Inside Parliament, we saw a cross-party process that broke down traditional political divides, with some unlikely alliances popping up. The Bill was led by a working group of Penny Sharpe and Jo Haylen (Labor), Trevor Khan (Nationals), Alex Greenwich (Independent). It had an unprecedented 15 co-sponsors from across the political divide, including the Minister for Health, Brad Hazzard.


Photo (left to right): Trevor Khan MLC (Nationals), Edwina MacDonald (Legal Director, Human Rights Law Centre), Penny Sharpe MLC (Labor).

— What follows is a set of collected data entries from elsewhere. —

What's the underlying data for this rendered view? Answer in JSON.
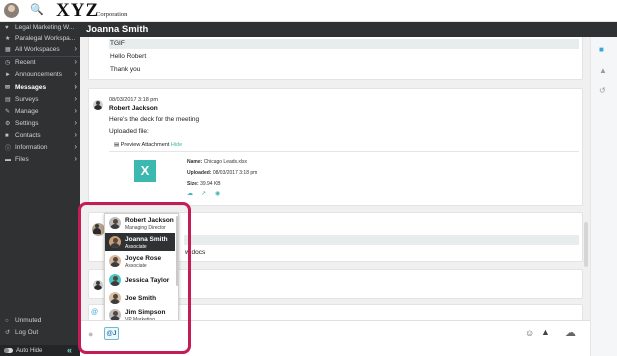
{
  "brand": {
    "logo_text": "XYZ",
    "logo_sub": "Corporation"
  },
  "sidebar": {
    "items": [
      {
        "label": "Legal Marketing W...",
        "icon": "heart-icon"
      },
      {
        "label": "Paralegal Workspa...",
        "icon": "star-icon"
      },
      {
        "label": "All Workspaces",
        "icon": "grid-icon"
      },
      {
        "label": "Recent",
        "icon": "clock-icon"
      },
      {
        "label": "Announcements",
        "icon": "megaphone-icon"
      },
      {
        "label": "Messages",
        "icon": "message-icon"
      },
      {
        "label": "Surveys",
        "icon": "survey-icon"
      },
      {
        "label": "Manage",
        "icon": "pencil-icon"
      },
      {
        "label": "Settings",
        "icon": "gear-icon"
      },
      {
        "label": "Contacts",
        "icon": "contacts-icon"
      },
      {
        "label": "Information",
        "icon": "info-icon"
      },
      {
        "label": "Files",
        "icon": "folder-icon"
      }
    ],
    "bottom": [
      {
        "label": "Unmuted",
        "icon": "bell-icon"
      },
      {
        "label": "Log Out",
        "icon": "logout-icon"
      }
    ],
    "auto_hide_label": "Auto Hide"
  },
  "header": {
    "title": "Joanna Smith"
  },
  "messages": {
    "first": {
      "lines": [
        "TGIF",
        "Hello Robert",
        "Thank you"
      ]
    },
    "second": {
      "date": "08/03/2017 3:18 pm",
      "author": "Robert Jackson",
      "text": "Here's the deck for the meeting",
      "uploaded": "Uploaded file:",
      "preview_label": "Preview Attachment",
      "hide_label": "Hide",
      "file_icon_text": "X",
      "file": {
        "name_label": "Name:",
        "name": "Chicago Leads.xlsx",
        "uploaded_label": "Uploaded:",
        "uploaded": "08/03/2017 3:18 pm",
        "size_label": "Size:",
        "size": "39.94 KB"
      }
    },
    "third_partial": "w docs"
  },
  "mention_list": [
    {
      "name": "Robert Jackson",
      "role": "Managing Director",
      "selected": false
    },
    {
      "name": "Joanna Smith",
      "role": "Associate",
      "selected": true
    },
    {
      "name": "Joyce Rose",
      "role": "Associate",
      "selected": false
    },
    {
      "name": "Jessica Taylor",
      "role": "",
      "selected": false
    },
    {
      "name": "Joe Smith",
      "role": "",
      "selected": false
    },
    {
      "name": "Jim Simpson",
      "role": "VP Marketing",
      "selected": false
    }
  ],
  "composer": {
    "value": "@J"
  },
  "colors": {
    "sidebar": "#2f3133",
    "accent": "#3bb8b0",
    "highlight": "#c41c56"
  }
}
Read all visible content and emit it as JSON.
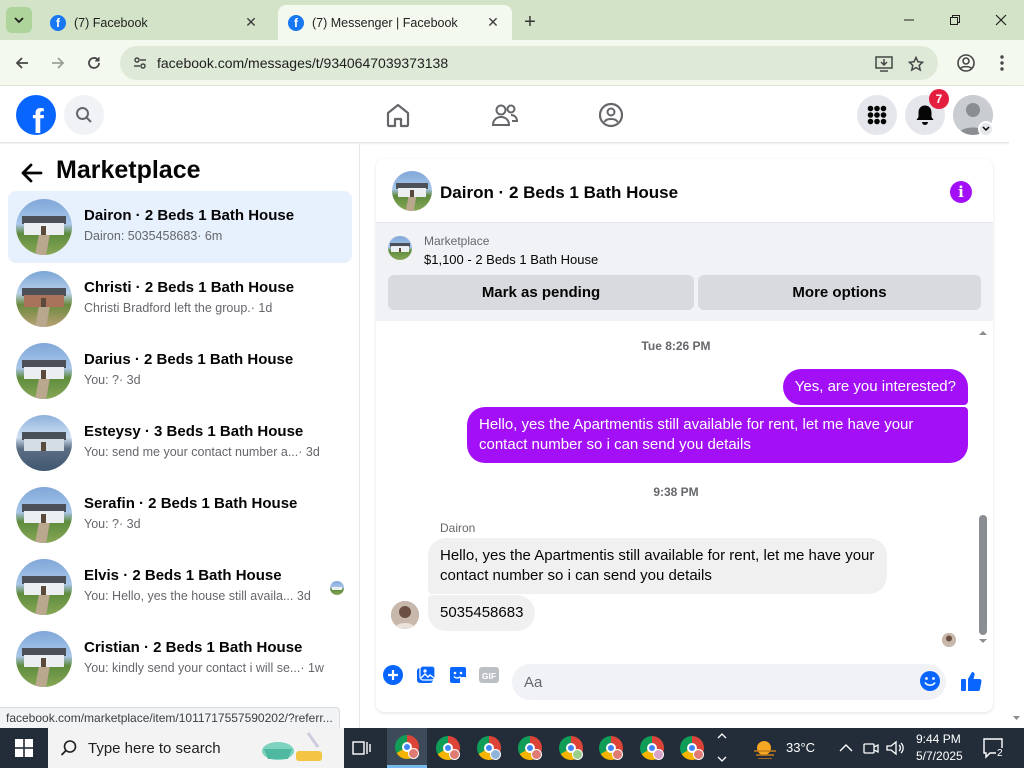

Despite widespread popular support, the debate in Parliament was protracted and gruelling. Proposed amendments came thick and fast, with some hand scrawled minutes before being tabled. Standard processes were set aside as the Legislative Council conducted its third longest debate in history, with 26 divisions and 102 amendments. At times it felt like the division bells would never stop ringing.

The original Bill, based on existing laws in Victorian and Queensland, was amended throughout the process to placate anti-choice opponents, particularly for people accessing abortions after 22 weeks' gestation. However, numerous problematic amendments designed to frustrate women’s access to reproductive healthcare didn’t pass. It will be critical that NSW Health monitors the implementation of the new laws to ensure that they result in access to affordable, safe, high quality and impartial reproductive healthcare for all pregnant people across NSW.

Now, at the Human Rights Law Centre, we are setting our sights on abortion law reform in South Australia and Western Australia. South Australia’s 50-year-old abortion laws still make it a criminal offence to terminate a pregnancy in certain circumstances. Access to reproductive health care should not be determined by where you live or your capacity to travel. We will continue to work across Australia to eradicate laws that deny women freedom and control over their bodies.